Exhibit A
LIMITED POWER OF ATTORNEY
Know all by these present, that the undersigned hereby constitutes and appoints Spencer Young and Asad Salahuddin (each, an “Attorney-in-fact”) at Paul Hastings LLP, or any of them acting singly and with full power of substitution, the undersigned’s true and lawful attorney-in-fact to:
1. submit to the Securities and Exchange Commission (the “SEC”) a Form ID Application Acknowledgement on the Electronic Data Gathering, Analysis, and Retrieval system (“EDGAR”) of the SEC, including any amendments thereto, and any other documents necessary or appropriate to obtain EDGAR codes and passwords enabling the undersigned to make electronic filings with the SEC of reports required by Sections 13(d), 13(g) or Section 16(a) of the Securities Exchange Act of 1934, as amended (the “Exchange Act”), or any other rule or regulation of the SEC.
2. execute for and on behalf of the undersigned, in the undersigned’s capacity as a beneficial owner, director and/or officer, as applicable, of Samsung Display Co., Ltd. (the “Company”), (a) Schedules 13D and 13G (and any amendments thereto) in accordance with Sections 13(d) and 13(g) of the Exchange Act and the rules promulgated thereunder, (b) Forms 3, 4, and 5 (and any amendments thereto) in accordance with Section 16(a) of the Exchange Act and the rules thereunder, and (c) any other forms or reports the Company may be required to file in connection with the Company’s ownership of equity interests in Corning Incorporated;
3. do and perform any and all acts for and on behalf of the undersigned and the Company which may be necessary or desirable to complete and execute any such Schedule 13D, Schedule 13G, Form 3, 4, or 5, or other form or report (or any amendment thereto), and timely file such schedule, form or report with the SEC and any stock exchange or similar authority; and
4. take any other action of any type whatsoever in connection with the foregoing which, in the opinion of such Attorney-in-fact, may be of benefit to, in the best interest of, or legally required by, the undersigned, it being understood that the documents executed by such Attorney-in-fact on behalf of the undersigned pursuant to this Power of Attorney shall be in such form and shall contain such terms and conditions as such Attorney-in-fact may approve in such Attorney-in-fact’s discretion.

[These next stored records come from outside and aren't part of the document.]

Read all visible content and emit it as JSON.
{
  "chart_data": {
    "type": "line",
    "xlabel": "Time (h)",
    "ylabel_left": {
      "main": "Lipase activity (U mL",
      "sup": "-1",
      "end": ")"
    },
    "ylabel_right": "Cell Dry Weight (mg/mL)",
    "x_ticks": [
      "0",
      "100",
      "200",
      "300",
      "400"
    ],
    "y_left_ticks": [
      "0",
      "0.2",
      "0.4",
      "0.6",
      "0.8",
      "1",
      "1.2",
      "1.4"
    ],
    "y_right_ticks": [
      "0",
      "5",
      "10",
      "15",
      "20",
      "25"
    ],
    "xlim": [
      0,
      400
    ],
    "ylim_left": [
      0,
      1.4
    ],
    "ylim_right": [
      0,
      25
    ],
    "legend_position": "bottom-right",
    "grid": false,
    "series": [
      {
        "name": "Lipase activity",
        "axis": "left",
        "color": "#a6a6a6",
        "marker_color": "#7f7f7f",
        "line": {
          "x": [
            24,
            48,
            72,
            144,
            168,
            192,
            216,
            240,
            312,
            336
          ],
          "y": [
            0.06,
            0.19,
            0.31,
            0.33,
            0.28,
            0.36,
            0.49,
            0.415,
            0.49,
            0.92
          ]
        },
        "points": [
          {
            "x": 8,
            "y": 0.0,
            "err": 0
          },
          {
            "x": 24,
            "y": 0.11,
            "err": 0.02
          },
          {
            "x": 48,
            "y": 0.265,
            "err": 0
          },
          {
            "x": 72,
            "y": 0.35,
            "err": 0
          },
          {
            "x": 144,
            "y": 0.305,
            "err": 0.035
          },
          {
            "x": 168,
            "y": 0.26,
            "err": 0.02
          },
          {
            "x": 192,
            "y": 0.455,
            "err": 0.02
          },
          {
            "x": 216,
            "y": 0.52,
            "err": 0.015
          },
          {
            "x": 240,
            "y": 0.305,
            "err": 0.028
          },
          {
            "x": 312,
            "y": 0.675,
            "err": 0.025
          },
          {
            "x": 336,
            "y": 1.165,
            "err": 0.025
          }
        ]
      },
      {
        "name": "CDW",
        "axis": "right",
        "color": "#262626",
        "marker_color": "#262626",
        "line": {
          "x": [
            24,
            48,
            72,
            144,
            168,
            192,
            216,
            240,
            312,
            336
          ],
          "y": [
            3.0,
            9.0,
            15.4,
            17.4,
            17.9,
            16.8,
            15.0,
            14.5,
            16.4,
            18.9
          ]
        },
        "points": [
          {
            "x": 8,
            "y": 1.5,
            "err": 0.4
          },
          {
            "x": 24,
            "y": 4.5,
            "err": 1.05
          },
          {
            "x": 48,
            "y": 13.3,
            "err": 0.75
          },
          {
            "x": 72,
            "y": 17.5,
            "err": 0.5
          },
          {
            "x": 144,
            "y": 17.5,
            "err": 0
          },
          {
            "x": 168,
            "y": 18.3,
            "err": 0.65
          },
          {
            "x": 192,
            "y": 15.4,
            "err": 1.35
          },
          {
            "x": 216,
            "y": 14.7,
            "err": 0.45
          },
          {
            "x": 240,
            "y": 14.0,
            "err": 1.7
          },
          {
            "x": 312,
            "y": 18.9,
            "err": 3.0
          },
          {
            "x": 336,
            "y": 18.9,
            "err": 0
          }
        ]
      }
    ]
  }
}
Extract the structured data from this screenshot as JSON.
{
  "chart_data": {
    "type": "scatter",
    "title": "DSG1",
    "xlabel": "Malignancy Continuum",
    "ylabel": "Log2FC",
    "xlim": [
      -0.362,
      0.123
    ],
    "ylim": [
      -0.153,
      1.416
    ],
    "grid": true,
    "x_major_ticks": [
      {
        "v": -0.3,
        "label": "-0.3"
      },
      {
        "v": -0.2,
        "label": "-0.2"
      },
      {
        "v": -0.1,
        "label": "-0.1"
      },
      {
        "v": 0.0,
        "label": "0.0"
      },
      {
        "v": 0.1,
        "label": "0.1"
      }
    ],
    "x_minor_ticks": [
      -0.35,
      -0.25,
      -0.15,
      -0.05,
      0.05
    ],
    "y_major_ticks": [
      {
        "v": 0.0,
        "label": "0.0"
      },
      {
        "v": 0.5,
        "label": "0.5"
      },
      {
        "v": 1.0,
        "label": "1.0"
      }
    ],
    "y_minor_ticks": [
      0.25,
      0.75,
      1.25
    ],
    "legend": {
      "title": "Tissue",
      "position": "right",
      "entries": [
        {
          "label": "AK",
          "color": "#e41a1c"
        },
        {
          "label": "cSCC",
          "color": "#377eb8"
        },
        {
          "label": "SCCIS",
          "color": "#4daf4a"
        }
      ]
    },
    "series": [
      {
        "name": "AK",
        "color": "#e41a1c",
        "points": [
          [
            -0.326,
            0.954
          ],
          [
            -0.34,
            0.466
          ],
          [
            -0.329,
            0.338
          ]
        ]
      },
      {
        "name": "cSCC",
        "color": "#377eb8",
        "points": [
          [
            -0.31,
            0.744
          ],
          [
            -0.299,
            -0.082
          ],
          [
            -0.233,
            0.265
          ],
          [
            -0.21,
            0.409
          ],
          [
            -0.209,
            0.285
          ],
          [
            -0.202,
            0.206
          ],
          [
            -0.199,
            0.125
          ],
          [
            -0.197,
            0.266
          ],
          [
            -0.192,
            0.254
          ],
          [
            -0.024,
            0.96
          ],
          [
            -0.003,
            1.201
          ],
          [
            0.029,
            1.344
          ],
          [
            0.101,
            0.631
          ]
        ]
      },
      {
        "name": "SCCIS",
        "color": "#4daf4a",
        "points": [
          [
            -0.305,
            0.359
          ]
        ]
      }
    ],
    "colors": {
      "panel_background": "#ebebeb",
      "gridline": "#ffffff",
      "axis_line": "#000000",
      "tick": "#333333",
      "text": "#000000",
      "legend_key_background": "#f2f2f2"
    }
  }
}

The undersigned hereby grants to the Attorney-in-fact full power and authority to do and perform any and every act and thing whatsoever requisite, necessary, or proper to be done in the exercise of any of the rights and powers herein granted, as fully to all intents and purposes as such undersigned might or could do if personally present, with full power of substitution or revocation, hereby ratifying and confirming all that such Attorney-in-fact, or such Attorney-in-fact’s substitute or substitutes, shall lawfully do or cause to be done by virtue of this Power of Attorney and the rights and powers herein granted. The undersigned acknowledges that the Attorney-in-fact, in serving in such capacity at the request of such undersigned, is not assuming any of such undersigned’s responsibilities to comply with Section 13 and Section 16 of the Exchange Act.
This Power of Attorney with respect to the undersigned shall remain in full force and effect until the earlier of (a) the Company is no longer required to file Schedules 13D and 13G and Forms 3, 4, and 5 with respect to its beneficial ownership of equity interests in Corning Incorporated, (b) January 31, 2022, or (c) with respect to the Attorney-in-fact, such Power of Attorney is revoked by the undersigned in a signed writing delivered to such Attorney-in-fact.